The owner of the cemetery asked the detective what she planned to do about “all of the others”.
It was then that she realised the scale of the problem with unidentified bodies
Identifying the dead became her specialism and she has gone on to identify 41 people who died from various causes.
All of the bodies she has identified had one thing in common. “No matter how long it took to identify them, they all had somebody who missed them,” she says.
“Even if it’s 25 years later, people are very happy to have something that they can bury and pay their respects to.”
Operation Identify Me
Only four of the bodies Carina has helped to identify in the Netherlands were people from that country, which is why she believes working with police forces across borders, and wider public awareness, is so important.

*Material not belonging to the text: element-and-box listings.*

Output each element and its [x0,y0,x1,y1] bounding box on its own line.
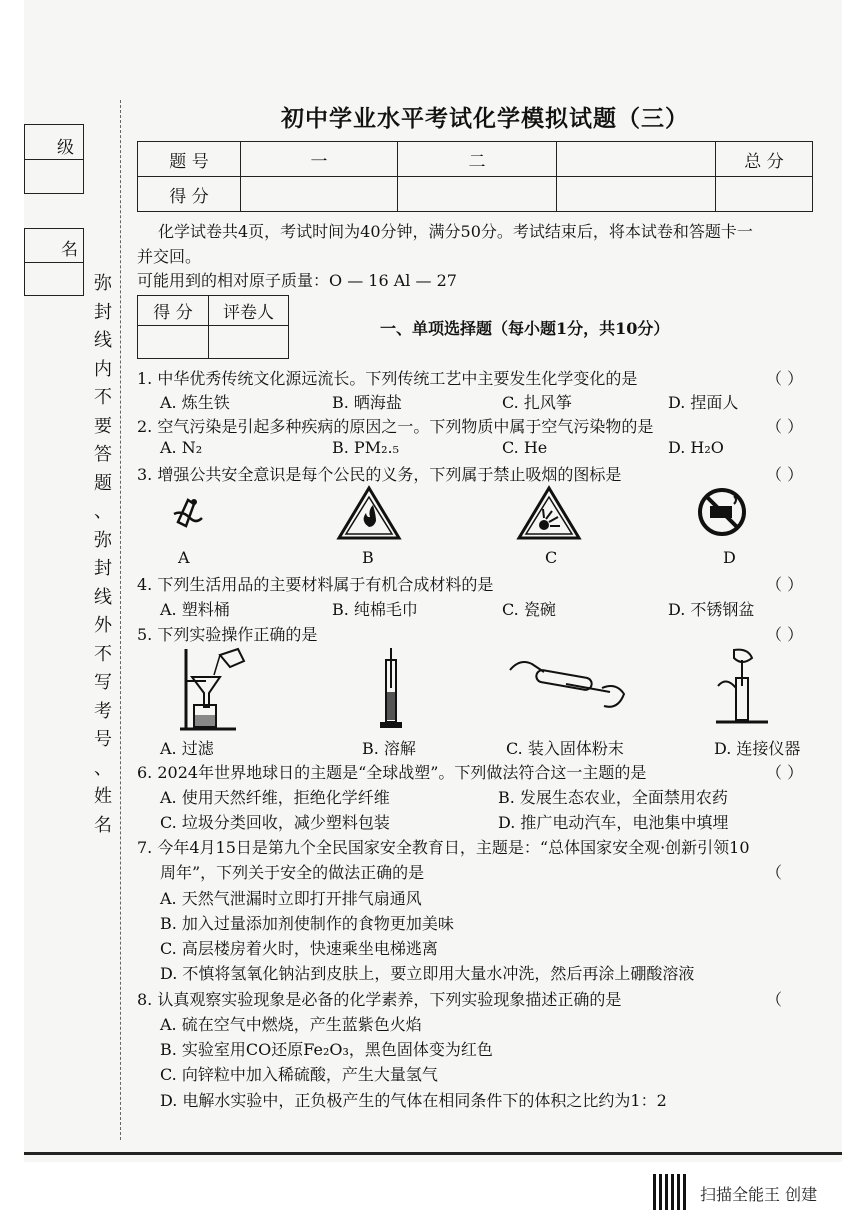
option-d: D. 电解水实验中，正负极产生的气体在相同条件下的体积之比约为1：2 [160,1091,667,1110]
option-a: A [178,548,190,567]
binding-char: 姓 [94,786,112,807]
binding-char: 弥 [94,529,112,551]
question-7-stem-continued: 周年”，下列关于安全的做法正确的是 [160,863,425,882]
option-a: A. 塑料桶 [160,600,230,619]
option-b: B. 发展生态农业，全面禁用农药 [498,788,728,807]
section-1-title: 一、单项选择题（每小题1分，共10分） [380,319,670,338]
binding-char: 、 [94,757,112,779]
flammable-warning-icon [336,485,402,541]
option-b: B [362,548,374,567]
question-1-stem: 1. 中华优秀传统文化源远流长。下列传统工艺中主要发生化学变化的是 [137,369,638,388]
answer-paren[interactable]: （ ） [766,465,804,484]
wave-hand-icon [168,492,208,538]
graduated-cylinder-icon [376,648,406,730]
binding-char: 不 [94,387,112,408]
binding-char: 线 [94,586,112,608]
option-b: B. 纯棉毛巾 [332,600,418,619]
option-c: C [545,548,558,567]
option-a: A. N₂ [160,438,203,457]
question-2-stem: 2. 空气污染是引起多种疾病的原因之一。下列物质中属于空气污染物的是 [137,417,654,436]
score-cell[interactable] [716,177,813,212]
score-header-cell: 二 [398,142,557,177]
name-box [24,228,84,296]
no-smoking-icon [696,486,748,538]
option-d: D. 不锈钢盆 [668,600,755,619]
binding-char: 封 [94,558,112,579]
score-table [137,141,813,212]
connect-apparatus-icon [712,646,772,726]
powder-loading-icon [506,654,630,716]
intro-line-1: 化学试卷共4页，考试时间为40分钟，满分50分。考试结束后，将本试卷和答题卡一 [158,222,753,241]
binding-char: 、 [94,501,112,522]
class-label: 级 [57,138,74,158]
score-header-cell: 总 分 [716,142,813,177]
option-d: D. H₂O [668,438,724,457]
option-c: C. 向锌粒中加入稀硫酸，产生大量氢气 [160,1065,438,1084]
binding-char: 考 [94,700,112,722]
exam-title: 初中学业水平考试化学模拟试题（三） [281,105,689,132]
grader-table [137,295,289,359]
answer-paren[interactable]: （ ） [766,763,804,782]
binding-char: 弥 [94,273,112,294]
grader-score-cell[interactable] [138,326,209,359]
option-b: B. 实验室用CO还原Fe₂O₃，黑色固体变为红色 [160,1040,493,1059]
option-a: A. 天然气泄漏时立即打开排气扇通风 [160,889,422,908]
option-d: D. 捏面人 [668,393,739,412]
explosive-warning-icon [516,485,582,541]
option-a: A. 硫在空气中燃烧，产生蓝紫色火焰 [160,1015,422,1034]
option-d: D. 推广电动汽车，电池集中填埋 [498,813,729,832]
option-d: D. 不慎将氢氧化钠沾到皮肤上，要立即用大量水冲洗，然后再涂上硼酸溶液 [160,964,695,983]
grader-label: 评卷人 [209,296,289,326]
answer-paren[interactable]: （ [766,990,783,1009]
answer-paren[interactable]: （ [766,863,783,882]
score-header-cell: 题 号 [138,142,241,177]
qr-code-icon [653,1174,689,1210]
binding-char: 外 [94,615,112,636]
atomic-mass-line: 可能用到的相对原子质量：O — 16 Al — 27 [137,271,457,290]
binding-char: 写 [94,672,112,693]
option-a: A. 过滤 [160,739,214,758]
binding-char: 号 [94,729,112,750]
option-d: D. 连接仪器 [714,739,801,758]
class-box [24,124,84,194]
binding-char: 封 [94,301,112,323]
grader-score-label: 得 分 [138,296,209,326]
score-header-cell [557,142,716,177]
score-row-label: 得 分 [138,177,241,212]
option-b: B. PM₂.₅ [332,438,399,457]
score-cell[interactable] [241,177,398,212]
answer-paren[interactable]: （ ） [766,575,804,594]
binding-char: 题 [94,472,112,494]
option-d: D [723,548,736,567]
page-bottom-rule [24,1152,842,1155]
option-c: C. He [502,438,548,457]
answer-paren[interactable]: （ ） [766,417,804,436]
binding-char: 答 [94,444,112,465]
grader-name-cell[interactable] [209,326,289,359]
option-c: C. 垃圾分类回收，减少塑料包装 [160,813,390,832]
option-b: B. 溶解 [362,739,416,758]
binding-char: 内 [94,358,112,380]
score-cell[interactable] [398,177,557,212]
question-4-stem: 4. 下列生活用品的主要材料属于有机合成材料的是 [137,575,494,594]
question-3-stem: 3. 增强公共安全意识是每个公民的义务，下列属于禁止吸烟的图标是 [137,465,622,484]
option-a: A. 炼生铁 [160,393,230,412]
binding-char: 要 [94,415,112,437]
score-header-cell: 一 [241,142,398,177]
question-6-stem: 6. 2024年世界地球日的主题是“全球战塑”。下列做法符合这一主题的是 [137,763,647,782]
name-label: 名 [61,240,78,260]
scanner-watermark: 扫描全能王 创建 [700,1185,818,1204]
option-c: C. 高层楼房着火时，快速乘坐电梯逃离 [160,939,438,958]
option-b: B. 晒海盐 [332,393,402,412]
answer-paren[interactable]: （ ） [766,369,804,388]
question-5-stem: 5. 下列实验操作正确的是 [137,625,318,644]
filtration-apparatus-icon [176,645,256,731]
question-7-stem: 7. 今年4月15日是第九个全民国家安全教育日，主题是：“总体国家安全观·创新引领10 [137,838,750,857]
intro-line-2: 并交回。 [137,247,202,266]
answer-paren[interactable]: （ ） [766,625,804,644]
option-c: C. 扎风筝 [502,393,572,412]
binding-char: 名 [94,814,112,836]
option-a: A. 使用天然纤维，拒绝化学纤维 [160,788,390,807]
binding-line [120,100,121,1140]
binding-char: 线 [94,330,112,351]
option-c: C. 瓷碗 [502,600,556,619]
binding-instructions [92,270,114,840]
score-cell[interactable] [557,177,716,212]
question-8-stem: 8. 认真观察实验现象是必备的化学素养，下列实验现象描述正确的是 [137,990,622,1009]
binding-char: 不 [94,643,112,665]
option-b: B. 加入过量添加剂使制作的食物更加美味 [160,914,454,933]
option-c: C. 装入固体粉末 [506,739,624,758]
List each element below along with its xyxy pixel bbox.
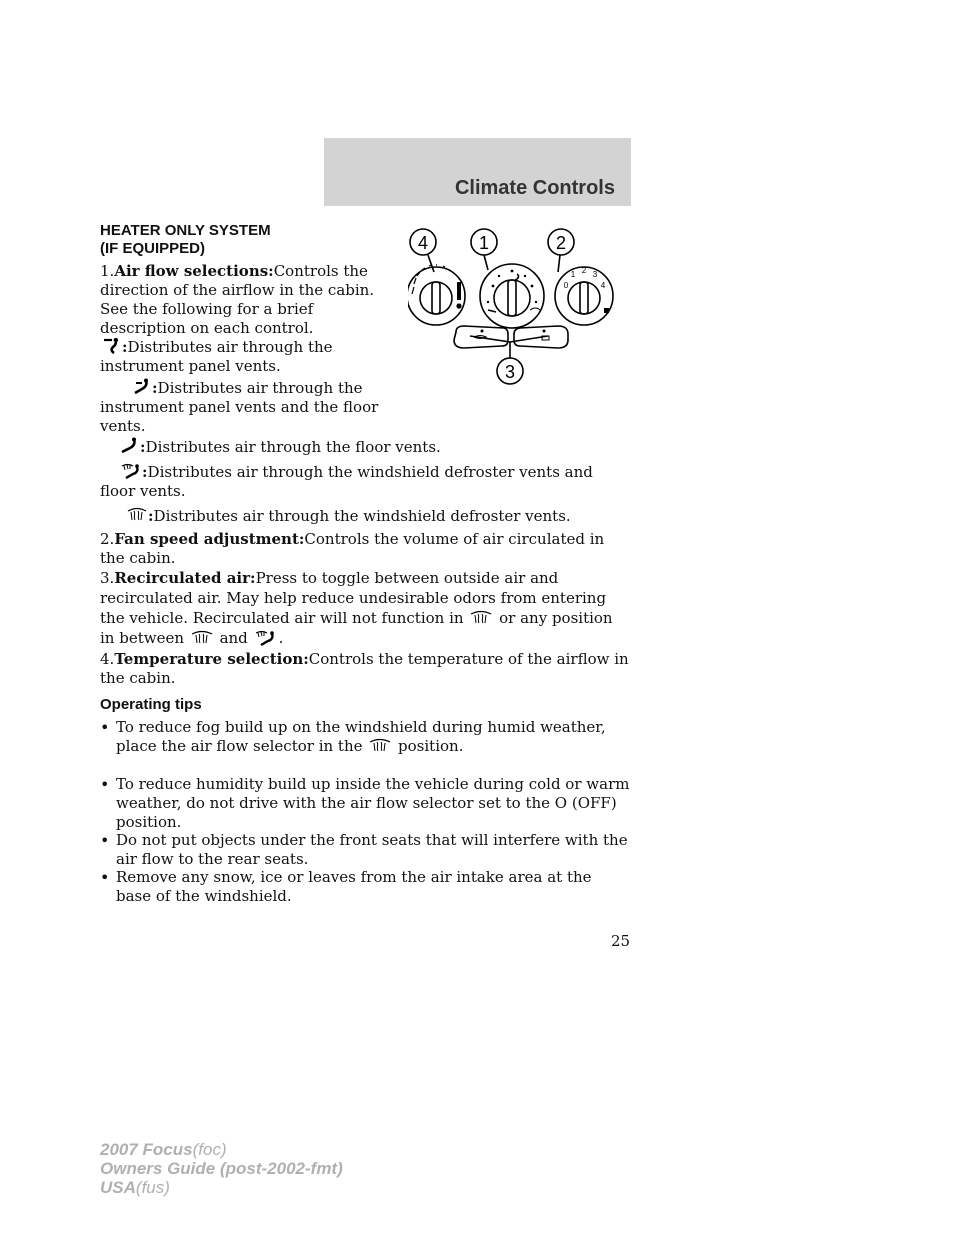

One of the Operation Identify Me cases is a woman found in Belgium with a distinctive tattoo of a black flower with green leaves and “R’NICK” written underneath.
She was found lying against a grate in a river in Antwerp in 1992. Police said she had been killed violently, but they never discovered her name.
In another case from 2002, a woman’s body was found in a sailing club in the German city Bremen, wrapped in a carpet and bound with string.
Interpol says it hopes that issuing the public list of these black notices will help to prompt memories and encourage people to come forward with any information they may have.
“Perhaps they’ll recognise an earring or specific item of clothing that was found on the unidentified woman,” says Interpol’s Dr Susan Hitchin.
In some of the 22 cases, police forces are using technology that wasn’t available at the time the bodies were found to boost their chances of identification.
A new facial reconstruction of the woman in the bin in Amsterdam has been produced by Dr Christopher Rynn, a forensic artist in Scotland.
He remembers seeing the original post mortem photographs of the woman when he was a student, and they’ve never left him.
He is hopeful that the new image, produced using advanced computer software to reconstruct the face around the skull, will help uncover new leads.
Carina says that – while she would like to solve the case and find the perpetrator – for her “it’s all about [the woman’s] identity, just to give her back to the family”.
She says she will “never give up” on the woman in the bin, or the others she is investigating.
“You’re a person, you have a name, you have a history, and the history has to be told until the end, even if the end is tragic and horrible.”